Sheepshead are regaining their popularity, when most species are lock-jawed and hook shy. Many catches have come from offshore structures, with the Gordon being the most favored.
While these trips bring quality catches, having to contend with fuel prices can put a curve in your bow. Sheepshead are abundant and just as eager to take the hook from inshore structures as well. Bridge pilings, docks, seawalls and rock formations are holding heavyweights.
Baits are easy to locate with our recent unseasonably warm weather, but while fiddlers might be a bit tricky -- clams, oysters and mussels also work. The trick is to make thin strips of your bait, and use stout, short shank hooks and stiff rods.
If tides are strong, fish the leeside of structure. When tides are slack, look for drops and thick formations of shells in, on and around hard-based structures. Sheepshead are attracted to these croppings, so setting your bait into the mix will generate a good bit of interest.
I am far from being an expert on sheepshead, but I do know that offshore and inshore bites are different games. A proven technique is to fish directly on the structure with no float and as little weight as possible. When you feel the slightest tap, you are too late, so be sure to have plenty of bait on hand.
Give a run for sheepshead. It beats any of the alternatives, and you might just catch a few.
An estimated 50,000 hunters will take to the woods during the upcoming turkey season, generating an estimated $30 million in direct income for South Carolina's economy.
The 2012 wild turkey season begins April 1 on private lands in 34 counties that make up Game Zones 1-5, and on April 2 for all Wildlife Management Areas statewide where turkey hunting is allowed.
The season opens March 15 on private lands only in Game Zone 6: Allendale, Bamberg, Barnwell, Beaufort, Berkeley, Calhoun, Charleston, Colleton, Dorchester, Hampton, Jasper and Orangeburg counties. The season closes May 1 throughout the state.
David, my old fishing and hunting partner, called and seemed a bit disturbed.
When I asked why, he said he was in town hoping for a bit of fishing but had his brother-in-law along. David told me the guy is a "one-upper" -- he does things a bit better, claims more than he knows and knows very little.
"I took him fishing and my wife told me to make sure I kept an eye on him," David said. "She later called and wanted to know where he was. I told her quite simply, 'If he knows as much about boating as he thinks he does, he is probably having a great time. If he knows as little as I think he does, he should be swimming to shore right about now.' "

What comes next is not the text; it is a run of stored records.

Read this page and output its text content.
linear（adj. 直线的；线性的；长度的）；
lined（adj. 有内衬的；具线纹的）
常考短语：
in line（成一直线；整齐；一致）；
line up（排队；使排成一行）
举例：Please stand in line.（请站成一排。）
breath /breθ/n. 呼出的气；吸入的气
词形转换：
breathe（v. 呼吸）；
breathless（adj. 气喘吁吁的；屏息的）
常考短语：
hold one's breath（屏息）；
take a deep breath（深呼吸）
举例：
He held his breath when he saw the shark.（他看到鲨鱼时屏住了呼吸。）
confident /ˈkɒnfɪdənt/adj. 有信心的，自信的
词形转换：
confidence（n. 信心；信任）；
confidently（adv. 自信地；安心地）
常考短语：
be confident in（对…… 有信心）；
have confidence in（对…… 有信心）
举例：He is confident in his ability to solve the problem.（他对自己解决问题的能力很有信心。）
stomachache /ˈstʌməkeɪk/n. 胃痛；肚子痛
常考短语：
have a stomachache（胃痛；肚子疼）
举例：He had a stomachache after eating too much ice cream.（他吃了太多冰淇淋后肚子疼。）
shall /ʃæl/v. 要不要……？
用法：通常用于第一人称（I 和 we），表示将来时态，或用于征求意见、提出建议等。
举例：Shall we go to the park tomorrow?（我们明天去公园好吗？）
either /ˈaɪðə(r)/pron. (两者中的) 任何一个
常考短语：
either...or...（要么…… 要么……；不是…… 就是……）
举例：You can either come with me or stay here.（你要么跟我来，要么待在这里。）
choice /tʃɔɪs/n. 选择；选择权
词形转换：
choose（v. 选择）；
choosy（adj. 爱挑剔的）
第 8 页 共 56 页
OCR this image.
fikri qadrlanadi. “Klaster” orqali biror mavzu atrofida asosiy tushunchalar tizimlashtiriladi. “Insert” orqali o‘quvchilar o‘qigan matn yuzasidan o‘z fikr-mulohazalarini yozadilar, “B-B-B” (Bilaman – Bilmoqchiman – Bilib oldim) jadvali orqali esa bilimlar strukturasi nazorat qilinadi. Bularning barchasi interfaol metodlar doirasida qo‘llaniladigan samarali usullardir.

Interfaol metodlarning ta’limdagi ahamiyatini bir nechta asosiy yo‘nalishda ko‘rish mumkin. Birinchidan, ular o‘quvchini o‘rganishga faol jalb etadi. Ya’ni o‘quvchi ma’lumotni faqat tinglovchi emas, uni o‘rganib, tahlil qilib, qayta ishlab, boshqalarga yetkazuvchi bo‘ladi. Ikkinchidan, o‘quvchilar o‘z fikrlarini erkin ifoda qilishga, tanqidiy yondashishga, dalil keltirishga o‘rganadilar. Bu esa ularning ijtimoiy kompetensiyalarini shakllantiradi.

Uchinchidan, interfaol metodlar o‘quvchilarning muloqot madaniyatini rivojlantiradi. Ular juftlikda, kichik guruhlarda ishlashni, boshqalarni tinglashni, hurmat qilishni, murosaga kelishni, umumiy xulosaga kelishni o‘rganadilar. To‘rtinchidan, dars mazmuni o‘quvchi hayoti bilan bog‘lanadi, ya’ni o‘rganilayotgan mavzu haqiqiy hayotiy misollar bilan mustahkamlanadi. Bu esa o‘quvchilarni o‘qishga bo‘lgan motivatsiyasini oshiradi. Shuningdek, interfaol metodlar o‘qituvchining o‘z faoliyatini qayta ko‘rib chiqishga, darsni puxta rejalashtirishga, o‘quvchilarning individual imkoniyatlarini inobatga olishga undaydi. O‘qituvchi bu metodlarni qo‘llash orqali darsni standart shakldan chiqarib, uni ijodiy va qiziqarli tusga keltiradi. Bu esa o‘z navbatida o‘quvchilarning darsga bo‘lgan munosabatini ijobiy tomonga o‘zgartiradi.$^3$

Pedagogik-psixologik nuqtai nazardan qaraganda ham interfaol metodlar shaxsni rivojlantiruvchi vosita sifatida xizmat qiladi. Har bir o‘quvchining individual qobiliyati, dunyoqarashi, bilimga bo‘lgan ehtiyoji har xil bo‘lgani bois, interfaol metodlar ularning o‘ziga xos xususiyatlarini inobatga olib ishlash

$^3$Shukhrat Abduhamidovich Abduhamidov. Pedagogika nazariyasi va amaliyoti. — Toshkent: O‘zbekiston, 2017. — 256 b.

Many newer reels on the market have plastic spools mounted to their frames. The spools are disposable and last long enough to change lines. They cannot be wound commercially and often will warp if an attempt is made.
The result is angry fishermen and a lack of confidence in the reel manufacturer. When you decide to spend your hard-earned money for a new reel, be sure to check the spools. It's not that difficult, as most of them are pre-spooled with line and usually matched with a rod and sold as a combination outfit.